Kahfi meneteskan air matanya ketika kembali mengingat putrinya yang di kucilkan begitu saja oleh teman-temannya.

"Awalnya dia terlihat murung. Namun, lama kelamaan dia juga mulai terbiasa dengan semua itu. Dia yang terbiasa sendiri, Anes juga menjadi lebih suka memanjat pohon dan menyendiri disana."

"Dia perempuan biasanya yang tak memiliki apa-apa, hanya aku dan Halwa yang dia miliki. Jika kamu benar-benar menginginkannya, tolong tunggulah dia sampai Anes berumur 19 tahun. Seperti umurnya ketika mengkhitbah dirinya." pinta Kahfi, menatap Faris dengan tatapan permohonan.

"Baiklah, Faris bersedia menunggunya." ucap Faris tanpa keraguan di dalamnya dan membuat Kahfi tersenyum lebar.

"Semoga kalian berjodoh!" Kahfi menepuk pelan bahu Faris, setelah itu dia langsung pamit dan beranjak pergi dari sana.

"Ana pergi dulu ya Ris, ana sudah di tunggu. Assalamualaikum," pamit Kahfi pada Faris.

"Waalaikumsalam." Faris membalas salamnya sembari tersenyum lebar.
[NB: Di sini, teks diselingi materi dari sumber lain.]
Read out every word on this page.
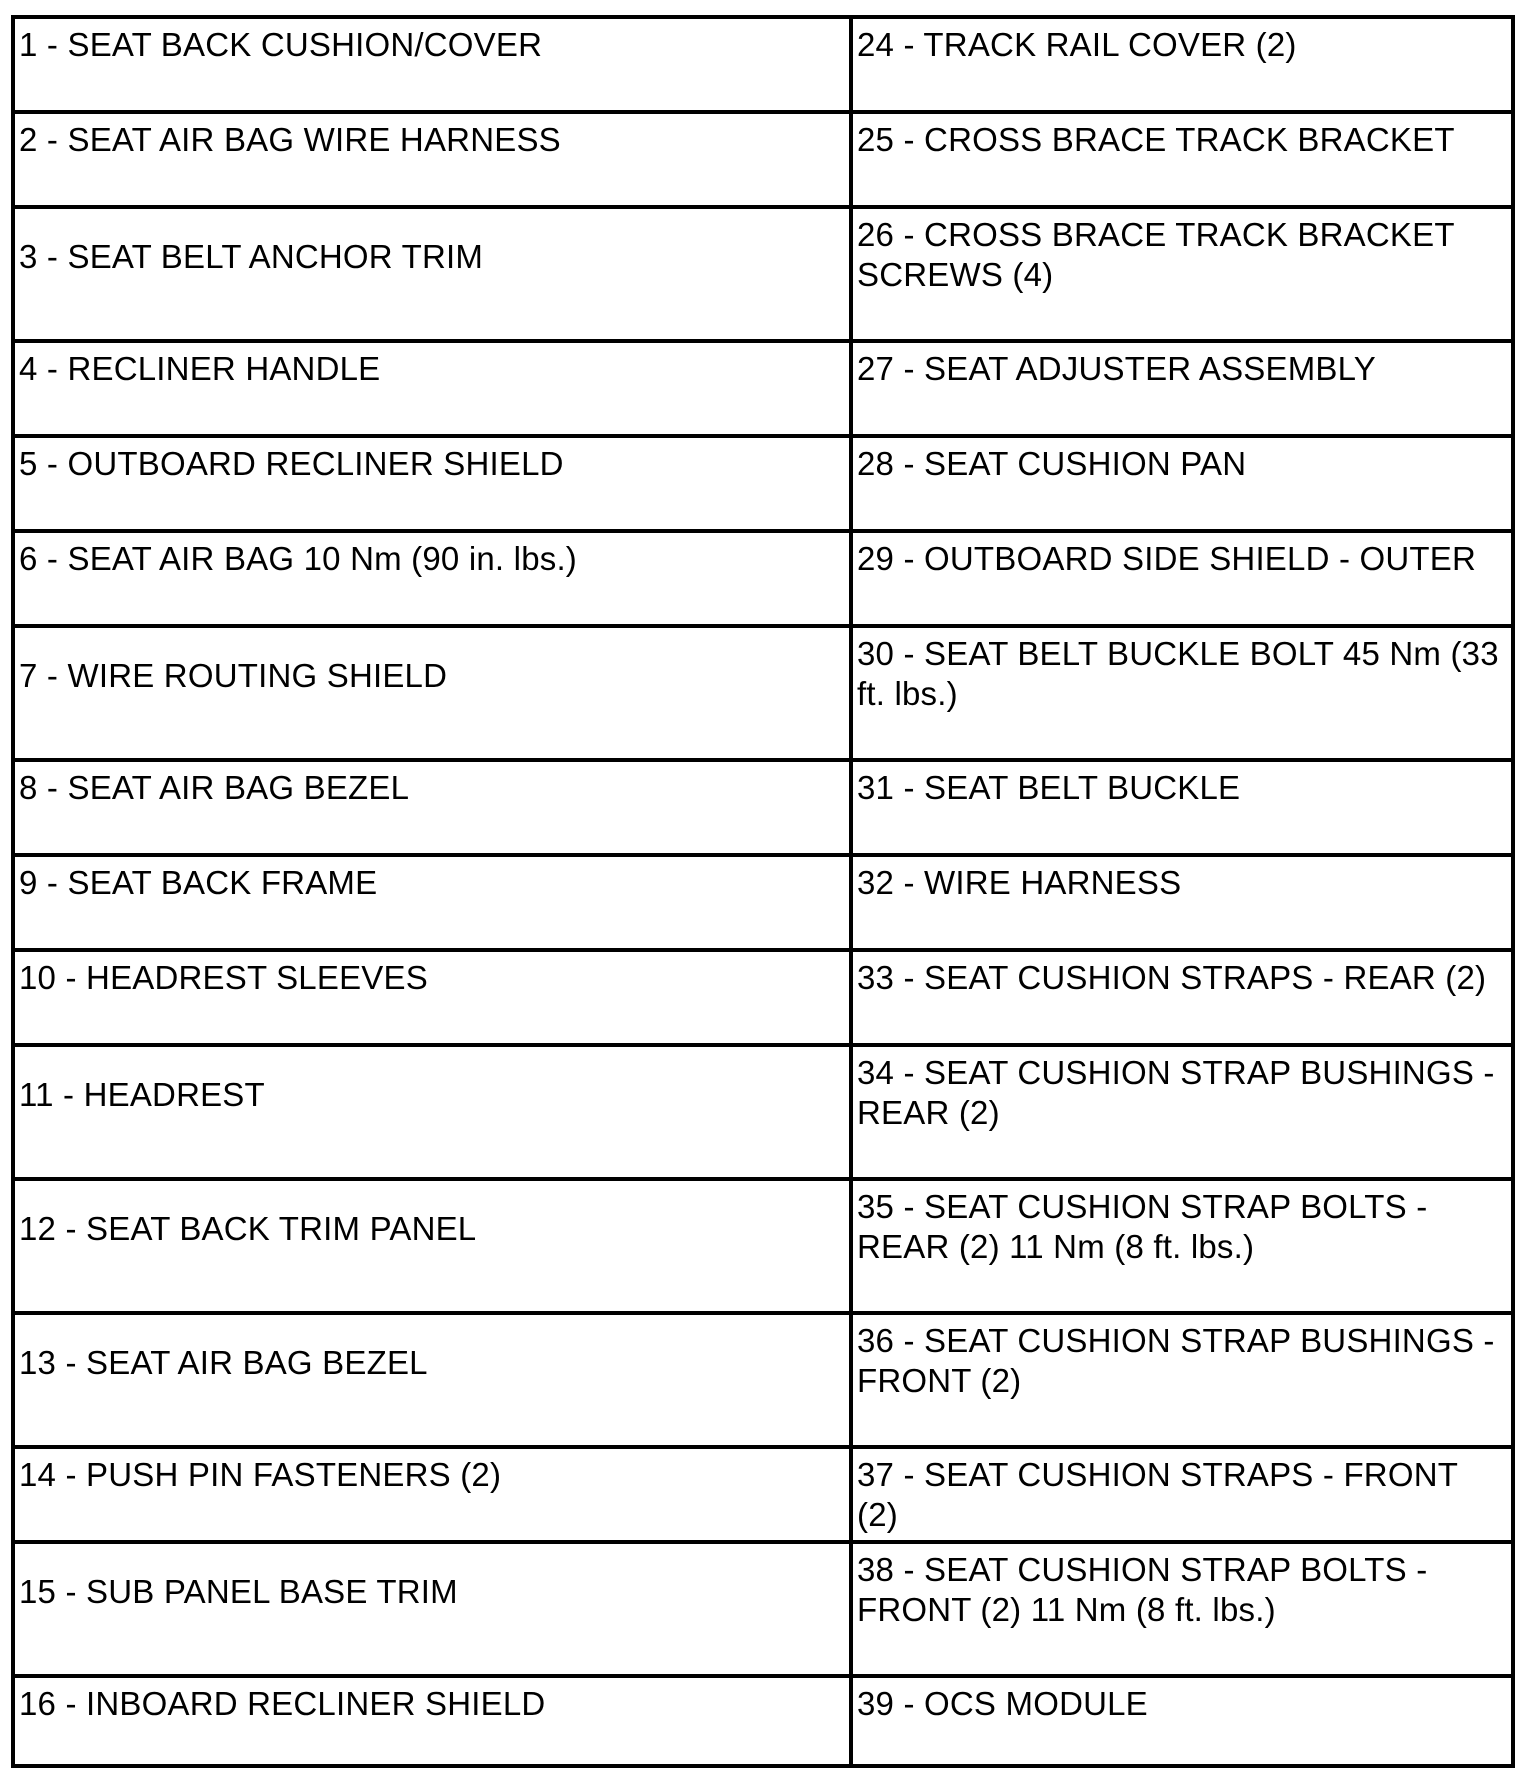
1 - SEAT BACK CUSHION/COVER	24 - TRACK RAIL COVER (2)
2 - SEAT AIR BAG WIRE HARNESS	25 - CROSS BRACE TRACK BRACKET
3 - SEAT BELT ANCHOR TRIM	26 - CROSS BRACE TRACK BRACKET SCREWS (4)
4 - RECLINER HANDLE	27 - SEAT ADJUSTER ASSEMBLY
5 - OUTBOARD RECLINER SHIELD	28 - SEAT CUSHION PAN
6 - SEAT AIR BAG 10 Nm (90 in. lbs.)	29 - OUTBOARD SIDE SHIELD - OUTER
7 - WIRE ROUTING SHIELD	30 - SEAT BELT BUCKLE BOLT 45 Nm (33 ft. lbs.)
8 - SEAT AIR BAG BEZEL	31 - SEAT BELT BUCKLE
9 - SEAT BACK FRAME	32 - WIRE HARNESS
10 - HEADREST SLEEVES	33 - SEAT CUSHION STRAPS - REAR (2)
11 - HEADREST	34 - SEAT CUSHION STRAP BUSHINGS - REAR (2)
12 - SEAT BACK TRIM PANEL	35 - SEAT CUSHION STRAP BOLTS - REAR (2) 11 Nm (8 ft. lbs.)
13 - SEAT AIR BAG BEZEL	36 - SEAT CUSHION STRAP BUSHINGS - FRONT (2)
14 - PUSH PIN FASTENERS (2)	37 - SEAT CUSHION STRAPS - FRONT (2)
15 - SUB PANEL BASE TRIM	38 - SEAT CUSHION STRAP BOLTS - FRONT (2) 11 Nm (8 ft. lbs.)
16 - INBOARD RECLINER SHIELD	39 - OCS MODULE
Di sisi lain, Kahfi kembali meneteskan air matanya. Dirinya masih tak rela putrinya telah di minta oleh orang lain. Mulai saat ini Kahfi bertekad, untuk tidak menyia-nyiakan waktunya dengan Aneesha. Karena itulah Kahfi selalu menempel dengan Aneesha.

----

"Jadi selama ini Abi tau?" tanya Aneesha dengan ragu, dia mendongak menatap mata Faris yang saat ini menatap dirinya dengan senyuman yang muncul dari kedua sudut bibir Faris.

Faris mengangguk menanggapi ucapan Aneesha, hal itu membuat Aneesha berdecak kesal. Dia memalingkan wajahnya dari Faris, membuat Faris mencolek pipi Aneesha yang mengembangkan.

"Jangan marah, lagipula sekarang aku milikmu kan," Faris menaik turunkan alisnya berniat untuk menggoda istri kecilnya. Namun, tak mempan. Aneesha masih saja merajuk dan tak ingin menatap dirinya. Faris menghembuskan napasnya pelan.

"Yaudah lanjut pertanyaan lain." kata Faris membuat Aneesha langsung menatap Faris dengan antusias.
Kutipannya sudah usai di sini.